Con questo ‘governo delle competenze’, lo stesso Mechichi ha voluto sottolineare la rottura con la classe dirigente degli ultimi anni sempre più invisa all**’opinione pubblica**. Tuttavia le critiche da parte delle principali formazioni partitiche non sono tardate ad arrivare. Nello specifico, sia Ennahda sia Qalb Tounes hanno più volte richiesto un governo maggiormente politico che riflettesse l’equilibrio dei partiti e delle fazioni  presenti in aula. Al netto di queste considerazioni, è possibile affermare come il governo di Mechichi non rappresenti la più gradita delle opzioni per i partiti tunisini. Ma d’altronde, l’alternativa di nuove elezioni non avrebbe favorito quei partiti maggiormente rappresentati in Parlamento (Qalb Tounes e Ennahda), già in crisi di consensi. Per questi partiti, quindi, consumare la rottura con Saied e puntare al ritorno alle urne è apparsa fin da subito come una extrema ratio.

Pertanto, di fronte all’irremovibilità di Saied nel dichiarare che neppure in caso di bocciatura dell’esecutivo avrebbe sciolto il Parlamento, non stupisce che le parti abbiano optato per assecondare la scelta del Presidente della Repubblica.

Secondo quando dichiarato da Mechichi, la scelta di designare dei tecnocrati risiede nella volontà di garantire una maggiore stabilità politica, così da non esacerbare ulteriormente il quadro economico e sociale del Paese. L’idea veicolata dal Premier è che i tecnici possano prendere decisioni più coraggiose e riescano a evitare quei veti incrociati tra partiti rivali che, nella passata legislatura e all’inizio di quella attuale, avevano frenato l’adozione delle riforme necessarie. Sotto la guida di Fakhfakh, la Tunisia è stata finora in grado di mantenere relativamente basso il bilancio umano delle vittime da Covid-19, grazie anche alla messa in atto di una serie di rigide misure restrittive. Tuttavia, il lockdown ha contribuito ad acuire un quadro economico di per sé fortemente compromesso. Secondo stime fornite dal governo tunisino, il PIL del Paese potrebbe ridursi di almeno 6,5 punti percentuali entro la fine del 2020, dopo una crescita dell’1,5% nel 2019.

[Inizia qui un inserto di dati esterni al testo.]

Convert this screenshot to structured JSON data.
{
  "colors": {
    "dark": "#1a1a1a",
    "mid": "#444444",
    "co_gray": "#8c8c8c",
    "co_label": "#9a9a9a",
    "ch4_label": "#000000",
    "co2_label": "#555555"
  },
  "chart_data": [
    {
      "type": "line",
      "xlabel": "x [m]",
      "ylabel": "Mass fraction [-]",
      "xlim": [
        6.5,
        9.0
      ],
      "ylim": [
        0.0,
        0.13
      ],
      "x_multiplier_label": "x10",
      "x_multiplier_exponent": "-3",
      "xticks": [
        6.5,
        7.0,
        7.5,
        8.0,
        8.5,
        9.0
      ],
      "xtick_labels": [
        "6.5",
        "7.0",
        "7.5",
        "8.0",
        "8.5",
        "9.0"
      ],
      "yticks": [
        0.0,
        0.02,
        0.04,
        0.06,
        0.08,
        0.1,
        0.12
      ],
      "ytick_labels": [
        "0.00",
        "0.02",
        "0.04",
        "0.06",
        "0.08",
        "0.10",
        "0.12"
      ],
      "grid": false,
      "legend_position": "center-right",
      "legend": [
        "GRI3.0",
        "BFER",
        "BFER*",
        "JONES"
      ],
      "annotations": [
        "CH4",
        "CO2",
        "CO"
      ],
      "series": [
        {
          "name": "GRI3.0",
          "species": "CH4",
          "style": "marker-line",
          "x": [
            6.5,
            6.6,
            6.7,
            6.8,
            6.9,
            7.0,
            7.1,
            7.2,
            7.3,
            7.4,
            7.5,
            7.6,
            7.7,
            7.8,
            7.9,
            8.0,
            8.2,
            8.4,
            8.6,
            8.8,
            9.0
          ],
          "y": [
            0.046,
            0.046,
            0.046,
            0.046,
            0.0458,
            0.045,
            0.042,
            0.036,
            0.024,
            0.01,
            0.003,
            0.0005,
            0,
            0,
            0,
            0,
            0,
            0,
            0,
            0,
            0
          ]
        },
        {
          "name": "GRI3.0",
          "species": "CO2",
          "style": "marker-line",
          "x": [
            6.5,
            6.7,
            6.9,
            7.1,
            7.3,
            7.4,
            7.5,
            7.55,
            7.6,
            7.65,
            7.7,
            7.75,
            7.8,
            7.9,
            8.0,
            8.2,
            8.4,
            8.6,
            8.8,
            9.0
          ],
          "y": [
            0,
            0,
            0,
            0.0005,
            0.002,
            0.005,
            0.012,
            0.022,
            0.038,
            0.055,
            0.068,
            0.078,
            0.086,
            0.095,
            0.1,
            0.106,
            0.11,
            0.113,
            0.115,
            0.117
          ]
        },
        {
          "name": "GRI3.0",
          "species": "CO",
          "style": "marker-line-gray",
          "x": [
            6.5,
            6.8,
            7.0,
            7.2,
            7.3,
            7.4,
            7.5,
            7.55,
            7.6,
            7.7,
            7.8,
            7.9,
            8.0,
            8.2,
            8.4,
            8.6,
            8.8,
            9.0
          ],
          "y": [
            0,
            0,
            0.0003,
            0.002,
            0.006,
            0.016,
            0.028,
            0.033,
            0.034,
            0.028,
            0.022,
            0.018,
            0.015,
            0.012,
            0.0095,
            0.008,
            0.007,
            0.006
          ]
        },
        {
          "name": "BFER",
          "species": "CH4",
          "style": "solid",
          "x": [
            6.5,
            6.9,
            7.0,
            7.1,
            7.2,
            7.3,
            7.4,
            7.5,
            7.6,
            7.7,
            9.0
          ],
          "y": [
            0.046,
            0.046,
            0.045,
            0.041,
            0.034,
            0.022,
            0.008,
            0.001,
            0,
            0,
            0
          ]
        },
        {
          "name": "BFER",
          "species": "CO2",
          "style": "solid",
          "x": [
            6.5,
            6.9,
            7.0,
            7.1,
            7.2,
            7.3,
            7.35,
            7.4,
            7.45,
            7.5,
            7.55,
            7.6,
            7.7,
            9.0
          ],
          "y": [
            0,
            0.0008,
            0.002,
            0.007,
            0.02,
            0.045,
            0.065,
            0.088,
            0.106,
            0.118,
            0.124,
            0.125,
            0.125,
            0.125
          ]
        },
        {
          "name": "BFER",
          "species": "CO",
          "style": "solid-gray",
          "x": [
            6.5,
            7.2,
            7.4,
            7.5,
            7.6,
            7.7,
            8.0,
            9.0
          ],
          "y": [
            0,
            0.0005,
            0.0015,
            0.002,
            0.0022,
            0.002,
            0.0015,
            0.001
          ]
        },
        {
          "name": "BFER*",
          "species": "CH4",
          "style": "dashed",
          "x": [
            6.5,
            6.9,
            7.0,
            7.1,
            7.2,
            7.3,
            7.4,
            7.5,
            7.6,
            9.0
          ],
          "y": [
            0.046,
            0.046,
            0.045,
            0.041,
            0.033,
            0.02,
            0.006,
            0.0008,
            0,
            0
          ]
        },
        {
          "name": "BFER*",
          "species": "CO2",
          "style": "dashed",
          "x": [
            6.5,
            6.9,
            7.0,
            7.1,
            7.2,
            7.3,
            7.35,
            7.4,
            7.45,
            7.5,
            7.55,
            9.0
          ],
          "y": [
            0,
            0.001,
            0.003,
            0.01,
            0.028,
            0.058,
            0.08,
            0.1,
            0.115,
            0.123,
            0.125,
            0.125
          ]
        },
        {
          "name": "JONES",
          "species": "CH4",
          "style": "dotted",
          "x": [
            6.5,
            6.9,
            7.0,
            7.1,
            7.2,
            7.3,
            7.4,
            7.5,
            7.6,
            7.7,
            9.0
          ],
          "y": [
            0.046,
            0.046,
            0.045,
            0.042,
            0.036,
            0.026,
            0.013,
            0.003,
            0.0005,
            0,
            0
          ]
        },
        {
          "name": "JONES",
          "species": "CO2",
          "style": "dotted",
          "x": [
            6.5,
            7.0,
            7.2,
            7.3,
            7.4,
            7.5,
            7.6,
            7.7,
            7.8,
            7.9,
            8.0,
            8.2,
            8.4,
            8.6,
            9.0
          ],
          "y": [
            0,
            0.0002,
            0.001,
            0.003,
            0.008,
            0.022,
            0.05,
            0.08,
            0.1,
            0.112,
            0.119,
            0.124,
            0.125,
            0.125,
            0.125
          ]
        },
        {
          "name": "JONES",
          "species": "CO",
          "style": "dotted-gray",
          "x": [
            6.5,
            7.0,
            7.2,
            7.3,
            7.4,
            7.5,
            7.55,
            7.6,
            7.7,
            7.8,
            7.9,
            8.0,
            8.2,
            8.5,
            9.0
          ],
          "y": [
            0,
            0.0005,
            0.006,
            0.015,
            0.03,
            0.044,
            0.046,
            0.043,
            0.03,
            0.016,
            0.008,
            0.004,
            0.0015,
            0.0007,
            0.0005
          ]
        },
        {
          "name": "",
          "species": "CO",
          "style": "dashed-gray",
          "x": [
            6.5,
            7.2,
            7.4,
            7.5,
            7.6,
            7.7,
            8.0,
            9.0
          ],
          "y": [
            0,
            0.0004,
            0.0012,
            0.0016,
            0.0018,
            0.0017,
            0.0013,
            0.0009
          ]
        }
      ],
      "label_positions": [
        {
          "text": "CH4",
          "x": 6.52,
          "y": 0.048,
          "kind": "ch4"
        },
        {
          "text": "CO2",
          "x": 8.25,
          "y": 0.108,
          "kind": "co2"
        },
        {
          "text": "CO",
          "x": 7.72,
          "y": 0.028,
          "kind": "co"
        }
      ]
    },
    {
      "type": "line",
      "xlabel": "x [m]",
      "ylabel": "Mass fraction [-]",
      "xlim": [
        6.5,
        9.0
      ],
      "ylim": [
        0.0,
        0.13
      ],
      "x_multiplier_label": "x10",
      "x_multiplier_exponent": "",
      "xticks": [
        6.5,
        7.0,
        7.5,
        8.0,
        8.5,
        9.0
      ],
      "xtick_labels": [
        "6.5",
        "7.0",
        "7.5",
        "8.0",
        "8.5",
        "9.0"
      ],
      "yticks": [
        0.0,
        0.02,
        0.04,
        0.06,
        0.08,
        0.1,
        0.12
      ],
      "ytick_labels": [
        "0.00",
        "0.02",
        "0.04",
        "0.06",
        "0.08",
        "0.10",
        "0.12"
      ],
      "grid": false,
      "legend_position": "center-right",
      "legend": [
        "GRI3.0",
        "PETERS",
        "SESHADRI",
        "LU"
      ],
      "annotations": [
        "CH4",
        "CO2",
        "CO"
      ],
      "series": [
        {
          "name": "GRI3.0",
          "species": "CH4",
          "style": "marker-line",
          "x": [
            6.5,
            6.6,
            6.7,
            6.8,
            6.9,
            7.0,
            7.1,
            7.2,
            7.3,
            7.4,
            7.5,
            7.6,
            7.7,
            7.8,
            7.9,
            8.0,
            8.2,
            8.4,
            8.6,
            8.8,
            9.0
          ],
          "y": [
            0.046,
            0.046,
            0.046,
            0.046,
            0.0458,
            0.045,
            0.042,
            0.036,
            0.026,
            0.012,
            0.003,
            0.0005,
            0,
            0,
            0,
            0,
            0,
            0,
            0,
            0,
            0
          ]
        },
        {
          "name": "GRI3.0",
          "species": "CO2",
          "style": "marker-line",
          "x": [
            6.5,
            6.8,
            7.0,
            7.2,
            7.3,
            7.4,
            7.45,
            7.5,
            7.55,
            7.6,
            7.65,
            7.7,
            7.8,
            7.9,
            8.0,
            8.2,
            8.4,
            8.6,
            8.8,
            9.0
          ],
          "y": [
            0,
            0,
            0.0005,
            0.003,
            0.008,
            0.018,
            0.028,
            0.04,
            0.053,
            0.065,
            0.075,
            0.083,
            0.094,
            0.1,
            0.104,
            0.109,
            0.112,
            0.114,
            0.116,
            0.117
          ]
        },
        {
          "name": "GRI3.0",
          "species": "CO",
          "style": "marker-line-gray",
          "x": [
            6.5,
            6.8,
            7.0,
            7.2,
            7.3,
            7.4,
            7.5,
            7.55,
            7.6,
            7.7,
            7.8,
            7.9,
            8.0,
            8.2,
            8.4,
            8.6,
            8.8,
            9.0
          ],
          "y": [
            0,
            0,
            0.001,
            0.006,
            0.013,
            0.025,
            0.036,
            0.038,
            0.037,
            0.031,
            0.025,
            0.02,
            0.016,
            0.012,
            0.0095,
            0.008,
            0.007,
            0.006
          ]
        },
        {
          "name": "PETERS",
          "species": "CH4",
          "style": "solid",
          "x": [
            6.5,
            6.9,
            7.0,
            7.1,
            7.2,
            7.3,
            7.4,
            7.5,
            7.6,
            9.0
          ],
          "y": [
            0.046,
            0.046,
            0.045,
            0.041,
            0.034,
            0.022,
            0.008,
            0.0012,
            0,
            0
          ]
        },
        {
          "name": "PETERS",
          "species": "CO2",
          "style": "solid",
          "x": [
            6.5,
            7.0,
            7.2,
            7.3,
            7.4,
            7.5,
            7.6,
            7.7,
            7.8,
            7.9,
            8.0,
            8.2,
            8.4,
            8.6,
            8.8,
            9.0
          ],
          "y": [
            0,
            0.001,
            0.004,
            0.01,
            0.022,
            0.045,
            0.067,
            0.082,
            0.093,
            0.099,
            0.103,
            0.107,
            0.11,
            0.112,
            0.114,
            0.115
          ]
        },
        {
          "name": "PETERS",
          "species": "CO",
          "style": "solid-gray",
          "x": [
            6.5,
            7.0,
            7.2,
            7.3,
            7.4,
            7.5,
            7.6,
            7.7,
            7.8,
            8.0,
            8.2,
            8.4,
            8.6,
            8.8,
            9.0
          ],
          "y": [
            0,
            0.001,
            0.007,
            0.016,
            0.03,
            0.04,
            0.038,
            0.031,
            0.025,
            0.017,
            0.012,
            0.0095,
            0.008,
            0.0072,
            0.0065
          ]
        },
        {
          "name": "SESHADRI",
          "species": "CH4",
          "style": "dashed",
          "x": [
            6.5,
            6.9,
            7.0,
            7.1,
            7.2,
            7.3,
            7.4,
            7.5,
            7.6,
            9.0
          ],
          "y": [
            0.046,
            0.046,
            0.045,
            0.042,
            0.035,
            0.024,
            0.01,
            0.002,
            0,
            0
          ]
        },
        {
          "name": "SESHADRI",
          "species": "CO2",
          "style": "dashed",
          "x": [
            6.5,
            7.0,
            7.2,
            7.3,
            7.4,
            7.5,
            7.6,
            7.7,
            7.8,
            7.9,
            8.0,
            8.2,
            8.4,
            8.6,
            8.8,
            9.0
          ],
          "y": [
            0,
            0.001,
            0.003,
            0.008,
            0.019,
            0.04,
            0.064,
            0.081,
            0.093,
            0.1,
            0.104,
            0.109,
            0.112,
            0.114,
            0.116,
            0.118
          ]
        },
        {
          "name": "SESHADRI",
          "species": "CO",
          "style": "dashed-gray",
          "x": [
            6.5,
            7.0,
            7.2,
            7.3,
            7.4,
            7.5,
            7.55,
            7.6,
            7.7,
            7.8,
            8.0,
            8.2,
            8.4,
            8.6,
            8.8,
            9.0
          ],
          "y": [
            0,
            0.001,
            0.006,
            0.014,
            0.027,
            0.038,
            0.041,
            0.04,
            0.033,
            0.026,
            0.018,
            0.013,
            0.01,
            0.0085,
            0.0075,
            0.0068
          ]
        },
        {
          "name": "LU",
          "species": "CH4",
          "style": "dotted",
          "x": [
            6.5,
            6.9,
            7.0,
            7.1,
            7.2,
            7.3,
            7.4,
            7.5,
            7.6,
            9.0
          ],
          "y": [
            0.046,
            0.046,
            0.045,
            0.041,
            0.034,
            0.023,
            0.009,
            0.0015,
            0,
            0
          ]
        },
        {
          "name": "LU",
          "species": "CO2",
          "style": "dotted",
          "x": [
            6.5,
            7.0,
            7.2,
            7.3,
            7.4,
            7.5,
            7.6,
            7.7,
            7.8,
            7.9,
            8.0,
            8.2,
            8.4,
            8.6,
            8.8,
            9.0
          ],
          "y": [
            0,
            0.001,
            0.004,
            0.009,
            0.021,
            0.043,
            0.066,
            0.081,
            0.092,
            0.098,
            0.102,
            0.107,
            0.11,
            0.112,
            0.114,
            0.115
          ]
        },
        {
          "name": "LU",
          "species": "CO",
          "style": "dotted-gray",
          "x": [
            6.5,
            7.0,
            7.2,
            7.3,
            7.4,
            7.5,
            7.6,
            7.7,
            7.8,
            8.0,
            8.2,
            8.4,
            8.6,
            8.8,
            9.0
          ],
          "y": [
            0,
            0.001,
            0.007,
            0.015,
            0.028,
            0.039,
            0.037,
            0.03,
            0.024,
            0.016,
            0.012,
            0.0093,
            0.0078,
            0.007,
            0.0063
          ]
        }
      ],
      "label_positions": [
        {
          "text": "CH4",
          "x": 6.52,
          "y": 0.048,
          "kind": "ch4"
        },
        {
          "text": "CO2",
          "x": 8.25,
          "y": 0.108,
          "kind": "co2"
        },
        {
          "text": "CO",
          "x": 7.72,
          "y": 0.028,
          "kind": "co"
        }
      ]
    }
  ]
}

A Mechichi spetta dunque il compito di risollevare le sorti economiche della Tunisia e di riprendere anche i difficili colloqui col Fondo Monetario Internazionale, con cui il Paese a dicembre 2016, aveva siglato un accordo per un pacchetto di prestiti del valore di circa 2,8 miliardi di dollari. È quindi necessario chiedersi se il governo di Mechichi sarà davvero in grado di superare le condizioni che hanno impedito ai governi precedenti di portare a termine i loro programmi, viste le difficili prospettive economiche di crescita e il deterioramento della situazione politica nella vicina Libia. Tuttavia, la precaria situazione economica non costituisce l’unica difficoltà che potrebbe compromettere la solidità del nuovo governo. L’attuale scenario politico rappresenta forse la sfida principale per il nuovo Premier, giacché dovrà districarsi tra le mai sopite tensioni tra il Parlamento e la presidenza della Repubblica.